Non-Negative Matrix Factorization (NMF) is a feature extraction algorithm that decomposes multivariate data by creating a user-defined number of features, which results in a reduced representation of the original data.

Note:

Non-Negative Matrix Factorization (NMF) is described in the paper "Learning the Parts of Objects by Non-Negative Matrix Factorization" by D. D. Lee and H. S. Seung in Nature (401, pages 788-791, 1999).

NMF decomposes a data matrix V into the product of two lower rank matrices W and H so that V is approximately equal to W times H. NMF uses an iterative procedure to modify the initial values of W and H so that the product approaches V. The procedure terminates when the approximation error converges or the specified number of iterations is reached.

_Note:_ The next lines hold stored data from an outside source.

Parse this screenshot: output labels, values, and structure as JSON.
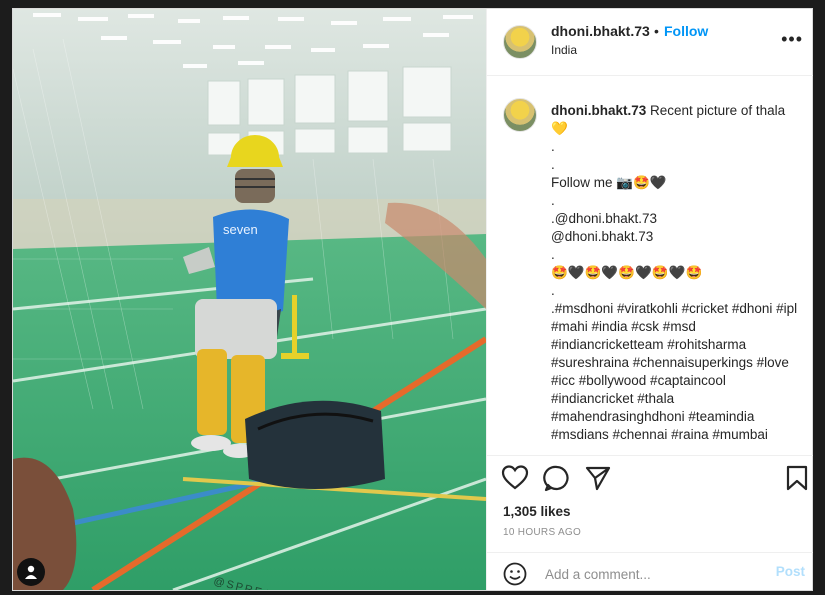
{
  "post": {
    "username": "dhoni.bhakt.73",
    "separator": "•",
    "follow_label": "Follow",
    "location": "India",
    "more_glyph": "•••",
    "photo_watermark": "@SPREAD_DHONISM"
  },
  "caption": {
    "username": "dhoni.bhakt.73",
    "first_text": "Recent picture of thala 💛",
    "lines": [
      ".",
      ".",
      "Follow me 📷🤩🖤",
      ".",
      ".@dhoni.bhakt.73",
      "@dhoni.bhakt.73",
      ".",
      "🤩🖤🤩🖤🤩🖤🤩🖤🤩",
      ".",
      ".#msdhoni #viratkohli #cricket #dhoni #ipl #mahi #india #csk #msd #indiancricketteam #rohitsharma #sureshraina #chennaisuperkings #love #icc #bollywood #captaincool #indiancricket #thala #mahendrasinghdhoni #teamindia #msdians #chennai #raina #mumbai"
    ]
  },
  "engagement": {
    "likes": "1,305 likes",
    "timestamp": "10 HOURS AGO"
  },
  "comment": {
    "placeholder": "Add a comment...",
    "post_label": "Post"
  },
  "icons": {
    "like": "heart-icon",
    "comment": "comment-icon",
    "share": "share-icon",
    "save": "bookmark-icon",
    "emoji": "smile-icon",
    "more": "more-options-icon",
    "user": "user-tag-icon"
  },
  "colors": {
    "follow_blue": "#0095f6",
    "post_disabled_blue": "#b2dffc",
    "text": "#262626",
    "muted": "#8e8e8e"
  }
}
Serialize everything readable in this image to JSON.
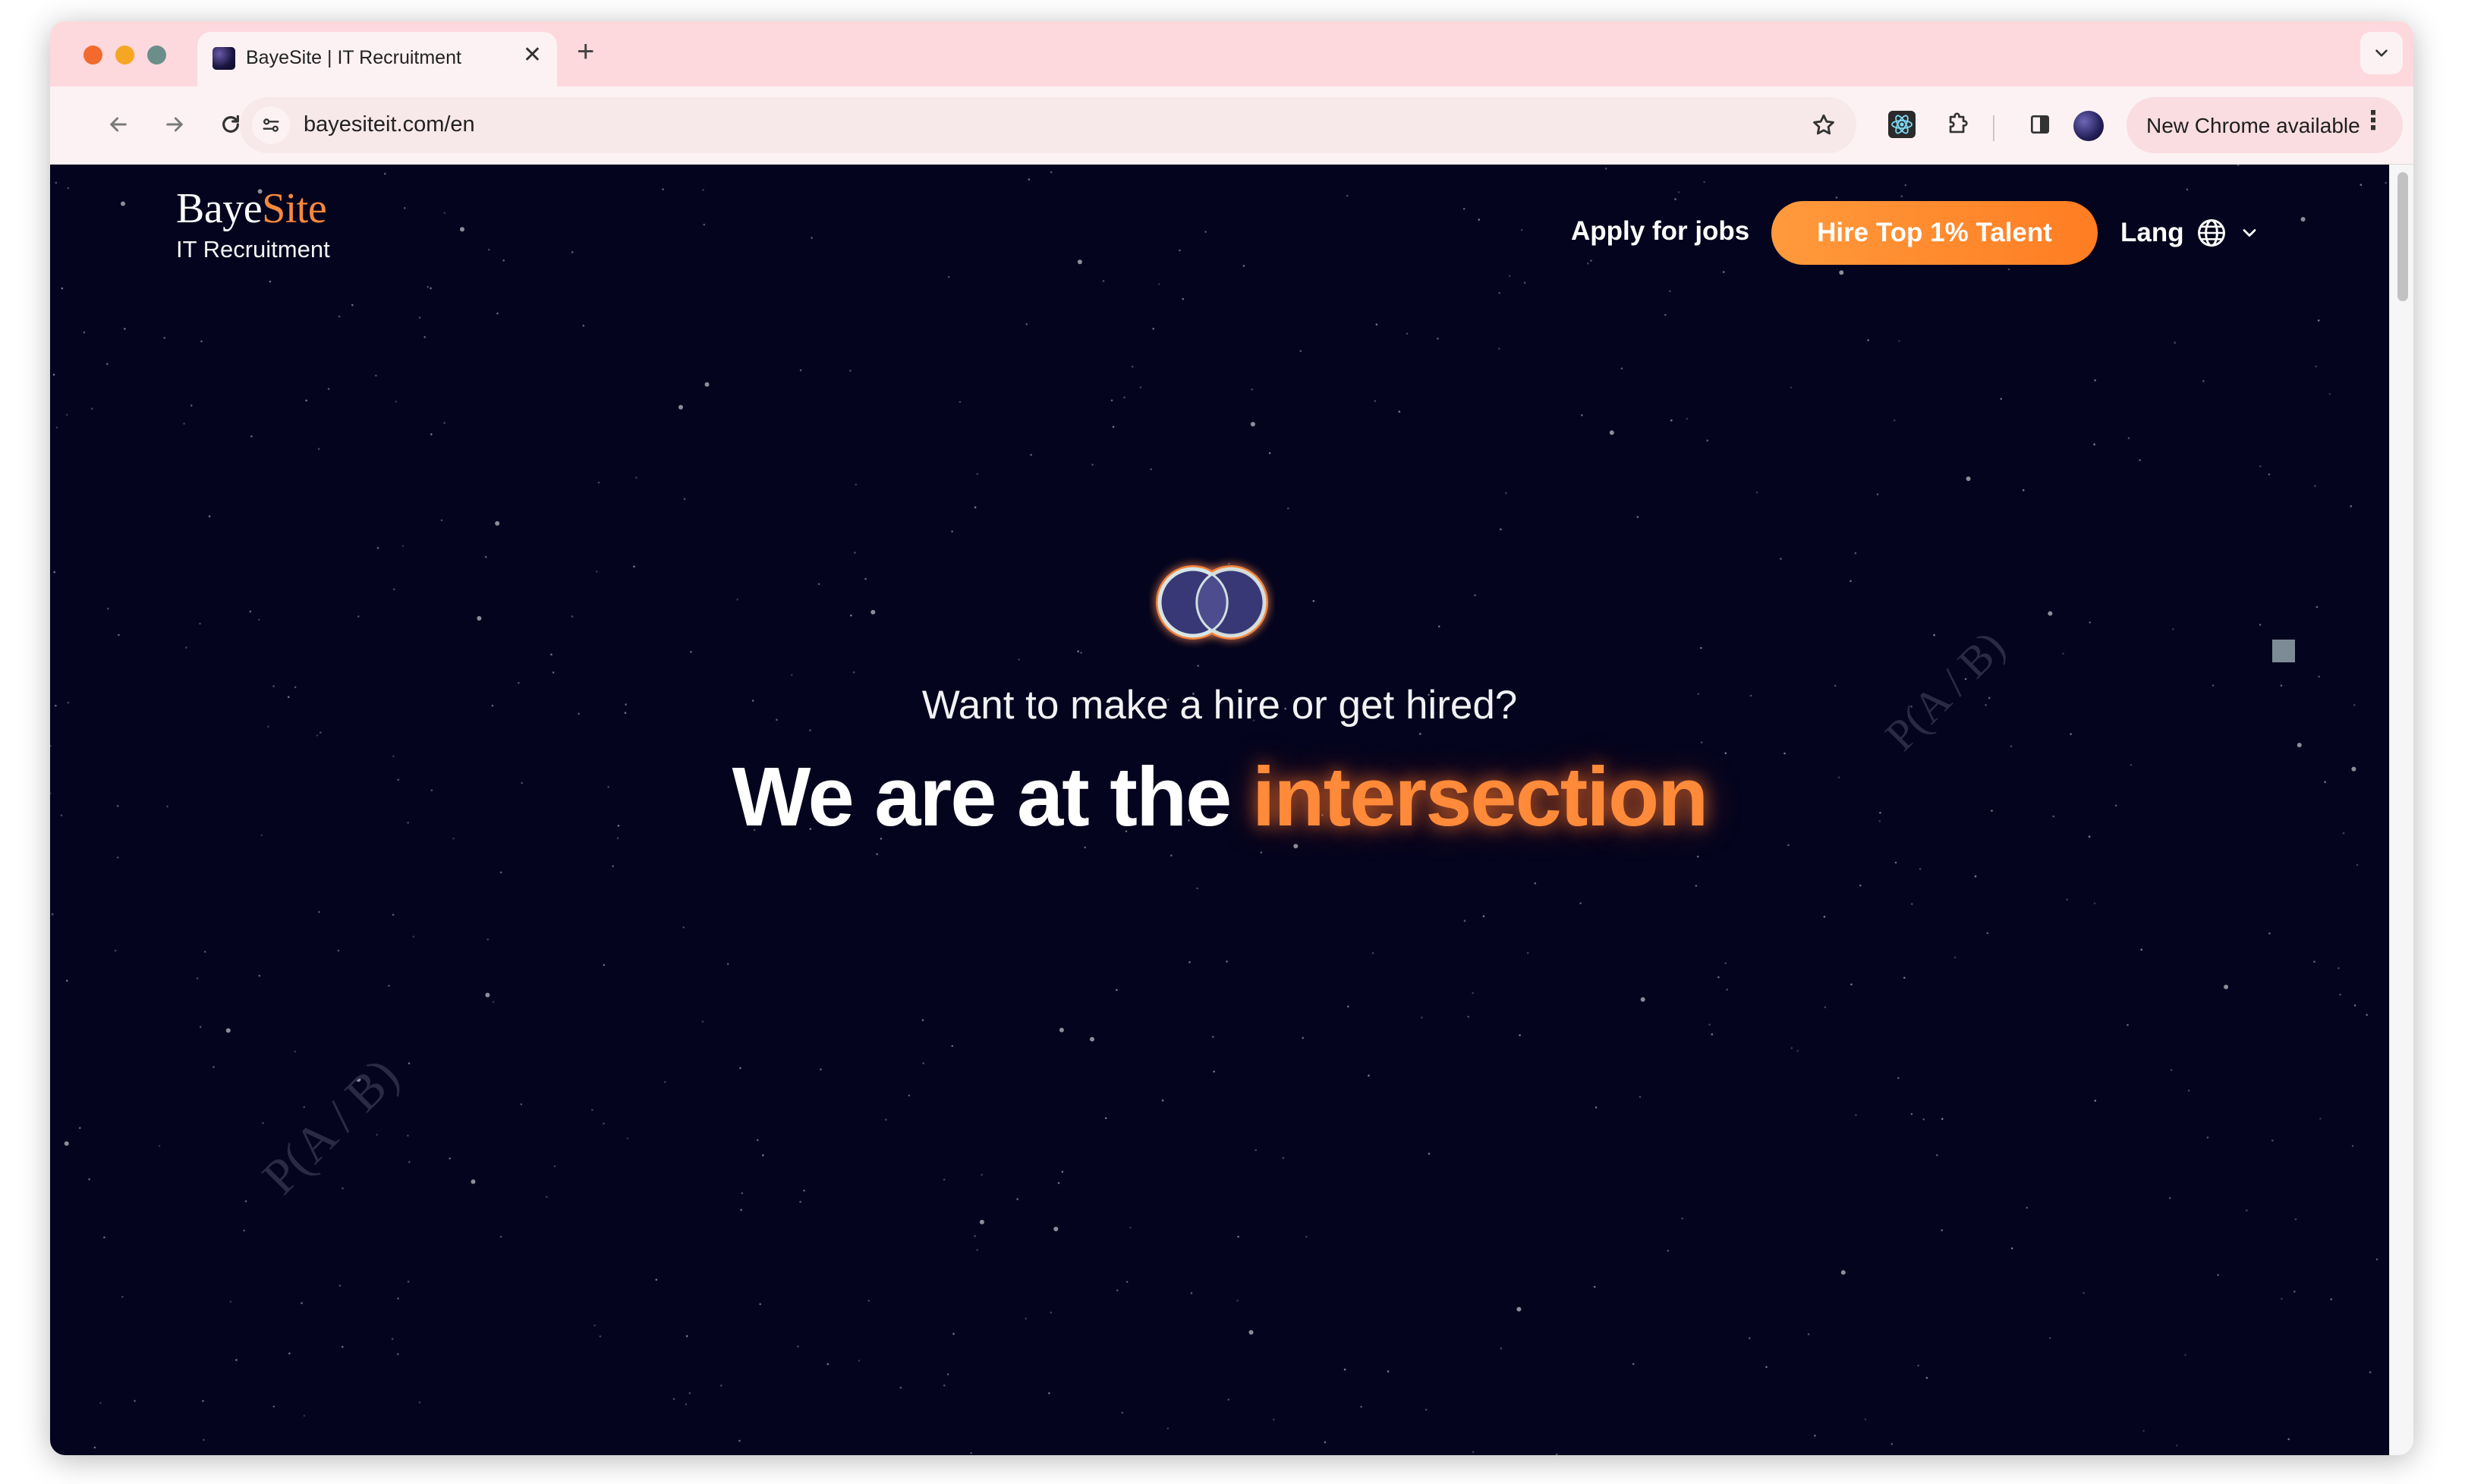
{
  "browser": {
    "tab_title": "BayeSite | IT Recruitment",
    "tab_close": "✕",
    "new_tab": "+",
    "url": "bayesiteit.com/en",
    "update_label": "New Chrome available",
    "update_more": "⋮",
    "traffic_lights": [
      "#f26a2e",
      "#f5a623",
      "#6b8e8a"
    ]
  },
  "site": {
    "logo": {
      "name_main": "Baye",
      "name_accent": "Site",
      "subtitle": "IT Recruitment"
    },
    "nav": {
      "apply_label": "Apply for jobs",
      "hire_label": "Hire Top 1% Talent",
      "lang_label": "Lang"
    },
    "hero": {
      "subtitle": "Want to make a hire or get hired?",
      "title_main": "We are at the ",
      "title_accent": "intersection"
    },
    "watermarks": [
      "P(A / B)",
      "P(A / B)"
    ]
  },
  "colors": {
    "page_bg": "#04041e",
    "accent": "#ff8a3a",
    "tabstrip": "#fdd8dd"
  }
}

Each feature is a linear combination of the original attribute set; the coefficients of these linear combinations are non-negative.

During model apply, an NMF model maps the original data into the new set of attributes (features) discovered by the model.

NMF for Text Mining

Text mining involves extracting informatio n from unstructured data. Typically, text data is high-dimensional and sparse. Unsupervised algorithms like Principal Components Analysis (PCA), Singular Value Decomposition (SVD), and NMF involve factoring the document-term matrix based on different constraints. One widely used approach for text mining is latent semantic analysis.

NMF focuses on reducing dimensionality. By comparing the vectors for two adjoining segments of text in a high-dimensional semantic space, NMF provides a characterization of the degree of semantic relatedness between the segments. NMF is less complex than PCA and can be applied to sparse data. NMF-based latent semantic analysis is an attractive alternative to SVD approaches due to the additive non-negative nature of the solution and the reduced computational complexity and resource requirements.

Data Preparation for NMF

The presence of outliers can significantly impact NMF models. Use a clipping transformation before you bin or normalize the table to avoid the problems caused by outliers for these algorithms.

NMF may benefit from normalization.

Outliers with min-max normalization cause poor matrix factorization. To improve the matrix factorization, you need to decrease the error tolerance. This in turn leads to longer build times.